Un Consiglio dei ministri senza precedenti. Perché per la prima volta nella sua storia l'Italia effettuerà un trasferimento di materiale bellico direttamente a un altro Stato sovrano. Si tratta di centinaia di missili antiaerei e anticarro e migliaia di mitragliatrici pesanti Browning e leggere Mg, come pure migliaia di mortai. Il tutto per un valore che si aggira intorno ai cinquanta milioni di euro. Niente a che vedere, insomma, con le poche armi che mandammo nel 2014 in Iraq, destinate all'allora governo regionale del Kurdistan.
Una decisione presa dal Consiglio dei ministri all'unanimità, superando quindi i dubbi manifestati nei giorni scorsi dal leader della Lega, Matteo Salvini. Una scelta che sarà avallata oggi dal Parlamento, visto che il decreto approvato ieri è vincolato al via libera delle Camere atteso in giornata. Un provvedimento - spiega il sottosegretario alla Difesa Giorgio Mulé - che il premier Mario Draghi ha «costruito» in condivisione con tutte le forze della maggioranza. Tanto che oggi, a parte i distinguo di Sinistra Italiana, si attende un via libera unanime da tutto il Parlamento. A quel punto, il ministero della Difesa guidato da Lorenzo Guerini potrà «adottare un decreto interministeriale per la cessione» di materiale bellico. E nel provvedimento, di concerto con la Farnesina e il Mef, sarà definito l'elenco dei mezzi e degli equipaggiamenti che l'Italia invierà al governo di Kiev. Attraverso, ovviamente, i cosiddetti «canali secondari». Nel senso che il materiale arriverà in Polonia o Romania e, solo in un secondo momento, passera la frontiera ucraina. Il tutto, al più tardi, per l'inizio della prossima settimana.

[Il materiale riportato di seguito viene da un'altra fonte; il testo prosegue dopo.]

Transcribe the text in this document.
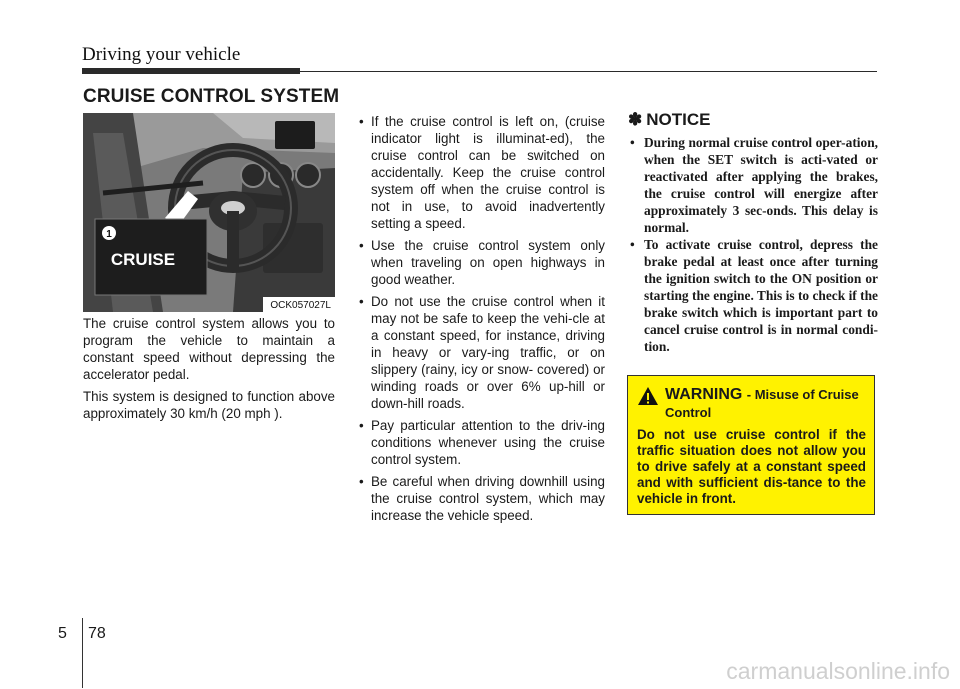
Driving your vehicle
CRUISE CONTROL SYSTEM
1
CRUISE
OCK057027L

The cruise control system allows you to program the vehicle to maintain a constant speed without depressing the accelerator pedal.

This system is designed to function above approximately 30 km/h (20 mph ).

• If the cruise control is left on, (cruise indicator light is illuminat-ed), the cruise control can be switched on accidentally. Keep the cruise control system off when the cruise control is not in use, to avoid inadvertently setting a speed.
• Use the cruise control system only when traveling on open highways in good weather.
• Do not use the cruise control when it may not be safe to keep the vehi-cle at a constant speed, for instance, driving in heavy or vary-ing traffic, or on slippery (rainy, icy or snow- covered) or winding roads or over 6% up-hill or down-hill roads.
• Pay particular attention to the driv-ing conditions whenever using the cruise control system.
• Be careful when driving downhill using the cruise control system, which may increase the vehicle speed.
✽ NOTICE
• During normal cruise control oper-ation, when the SET switch is acti-vated or reactivated after applying the brakes, the cruise control will energize after approximately 3 sec-onds. This delay is normal.
• To activate cruise control, depress the brake pedal at least once after turning the ignition switch to the ON position or starting the engine. This is to check if the brake switch which is important part to cancel cruise control is in normal condi-tion.
WARNING - Misuse of Cruise Control
Do not use cruise control if the traffic situation does not allow you to drive safely at a constant speed and with sufficient dis-tance to the vehicle in front.
5 78
carmanualsonline.info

Una «risposta importante che dà il segno della nostra concreta solidarietà» a fronte di una «ingiustificata aggressione russa» che - spiega Guerini - costituisce «una grave minaccia alla sicurezza internazionale».
L'Italia, dunque, per la prima volta nel Dopoguerra fornirà assistenza militare ad un altro Stato. Sistemi anticarro e antiaereo, mitragliatrici leggere e pesanti e mortai potranno essere inviati fino al 31 dicembre. Strumenti, dicono gli esperti, particolarmente utili proprio in un contesto di conflitto urbano, dove servono armi facili e veloci da spostare. È il caso, per esempio, dei missili anticarro o degli Stinger antiaerei a infrarossi che sono facili da utilizzare e possono essere trasportati nel bagagliaio di un'auto. Aiuti, quelli decisi ieri, che vanno ad aggiungersi a quelli già deliberati venerdì scorso, quando Palazzo Chigi aveva approvato un altro decreto che stanziava 174 milioni di euro tra il 2022 e il 2023 per il potenziamento della presenza militare a Est e che prevedono il rafforzamento delle tre missioni già in atto: quella in Romania, la Baltic Guardian in Lettonia e quella nel Mediterraneo Orientale.
In Consiglio dei ministri, però, si affronta anche il capitolo approvvigionamento energetico. Con la consapevolezza dei problemi che potranno esserci di qui a poche settimane. La bozza del decreto con i nuovi aiuti all'Ucraina stabilisce che sarà il ministero della Transizione ecologica ad adottare con «provvedimenti e atti di indirizzo» misure «finalizzate all'aumento della disponibilità di gas e alla riduzione programmata dei consumi» previste «dal Piano di emergenza».
Ci si muove, dunque, in un clima di grande allarme nonostante i negoziati in corso tra Mosca e Kiev. Nel tardo pomeriggio, invece, Draghi si collega da remoto al vertice tra i Paesi G7, i leader Ue, Nato, Polonia e Romania. E si dice d'accordo sulla necessità di «mantenere uno stretto coordinamento» per agire insieme sulla crisi ucraina. Nel colloquio con - tra gli altri - Joe Biden, Emmanuel Macron, Olaf Scholz e Boris Johnson, il premier italiano ribadisce la più ferma condanna per la «brutale e ingiustificata aggressione» nei confronti dell'Ucraina».
Per «problemi tecnici», spiega Palazzo Chigi, salta invece il collegamento serale da remoto con l'Eliseo. Dove sono fisicamente presenti per una cena in cui fare il punto della situazione il presidente francese Macron, il cancelliere tedesco Scholz e la presidente della Commissione Ue Ursula von der Leyen.